Early detection of breast cancer via mammographic screening has contributed to the improvements in patient outcomes. Earlier detection, however, brings the risk of overtreatment. Molecular profiling assays have proven utility in identifying women with 'low-risk' disease who can be spared adjuvant chemotherapy. Now, new data demonstrate that one such assay, the 70-gene Mammaprint test, enables detection of indolent tumours that can be treated with surgery alone.

Mammaprint was developed in women who received no systemic therapy, and has previously been shown to enable the classification of 'ultra-low-risk' disease that is associated with no recurrences after 15–20 years. Laura Esserman and colleagues sought to validate the Mammaprint ultra-low-risk threshold in an independent clinical trial cohort of 653 women with ≤3 cm breast tumours and no nodal involvement. These patients were diagnosed in the era before mammographic screening, and only 50% received systemic therapy (with tamoxifen). 98 of the women (15%) were found to have ultra-low-risk tumours, all of which were hormone-receptor positive, HER2 negative. Importantly, however, tamoxifen treatment had a negligible effect on the excellent 20-year disease-specific survival of these patients (97% versus 94% with surgery alone).

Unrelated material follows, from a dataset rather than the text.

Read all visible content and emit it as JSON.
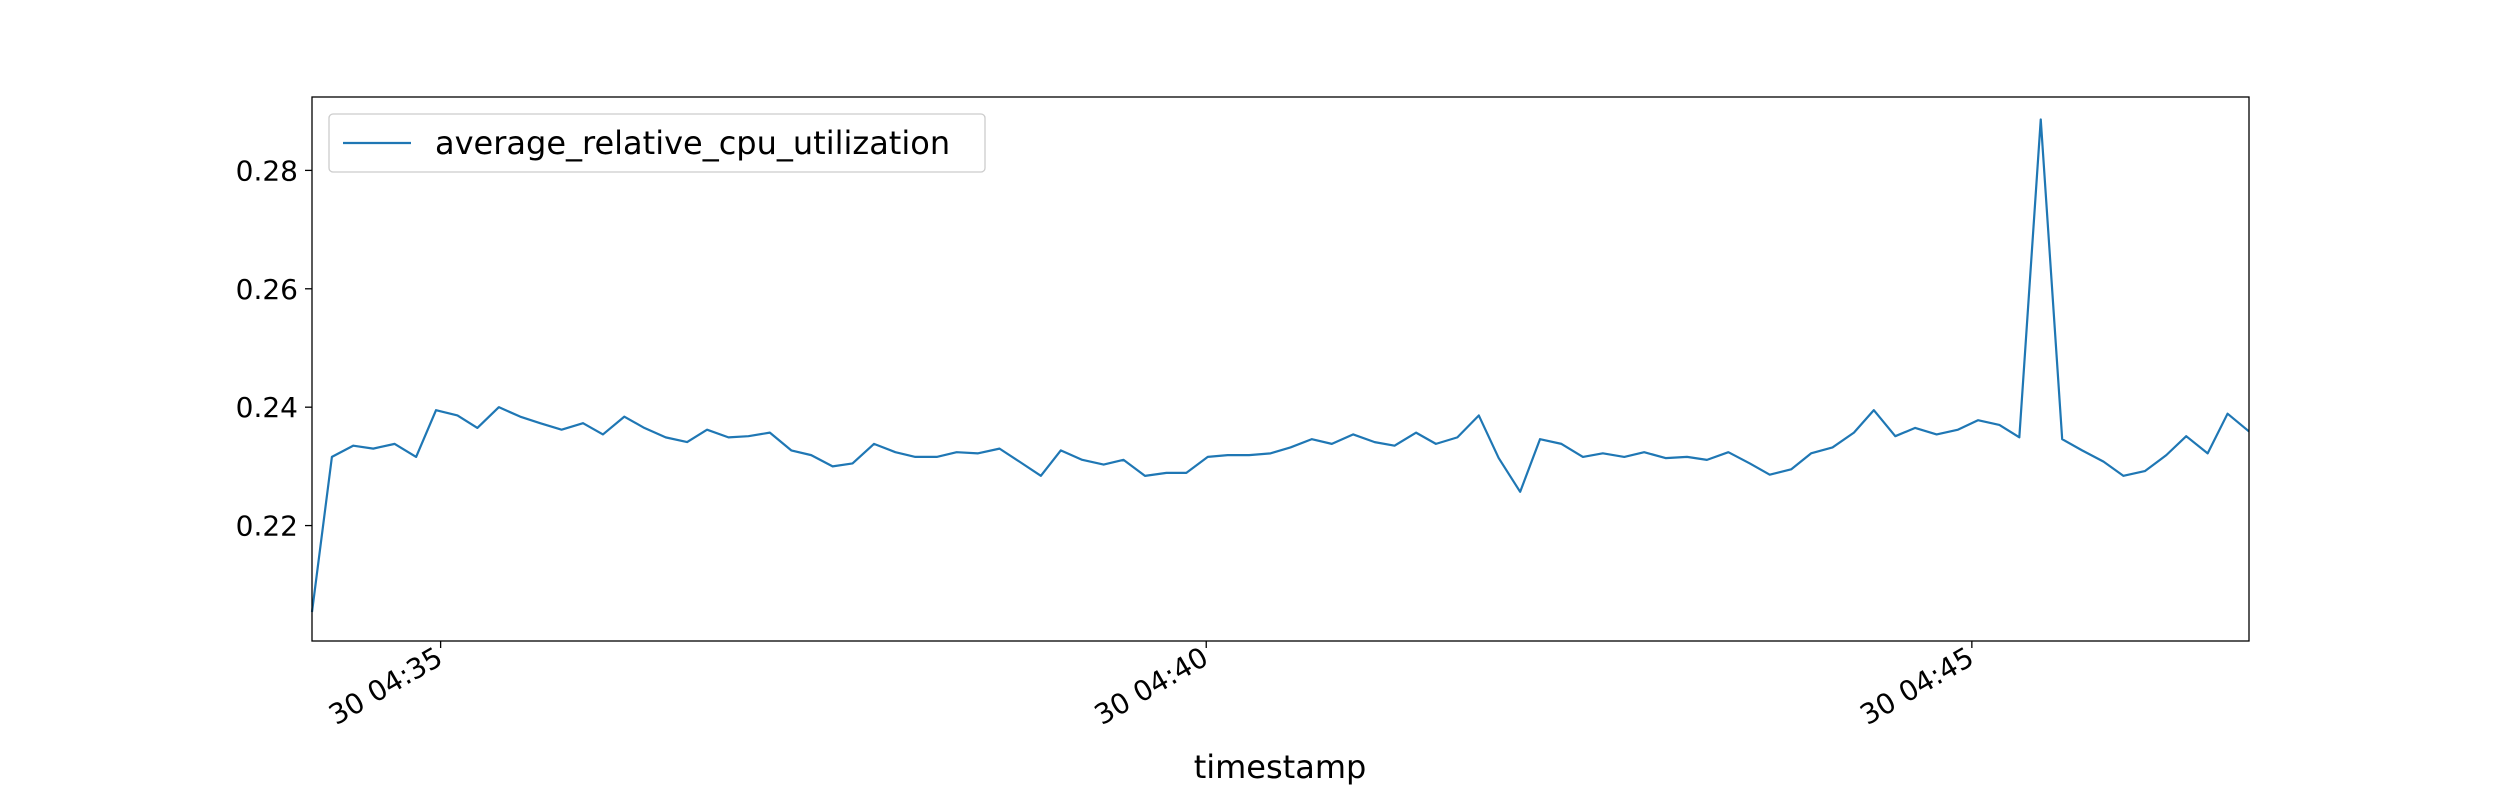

Esserman emphasizes that the low-risk threshold is insufficient to identify these patients: “almost all of the ultra-low-risk tumours had low-risk features, but only 25% of the low-risk tumours were ultra-low risk.” She adds, “we want clinicians to know that ultra-low-risk breast cancers really do exist. This concept has been talked about for at least a decade, but now we can tell which women have such tumours, and it is a substantial number.” Indeed, a diagnosis of ultra-low-risk disease is likely to be common in the era of mammographic screening.

Esserman's conclusion is compelling: “it is wonderful to know that I have a test that lets me tell a woman that, even though she has a diagnosis of breast cancer, the disease will not kill her. I can then say, let's make sure we don't make the treatment worse than the disease! That is a joyful conversation.”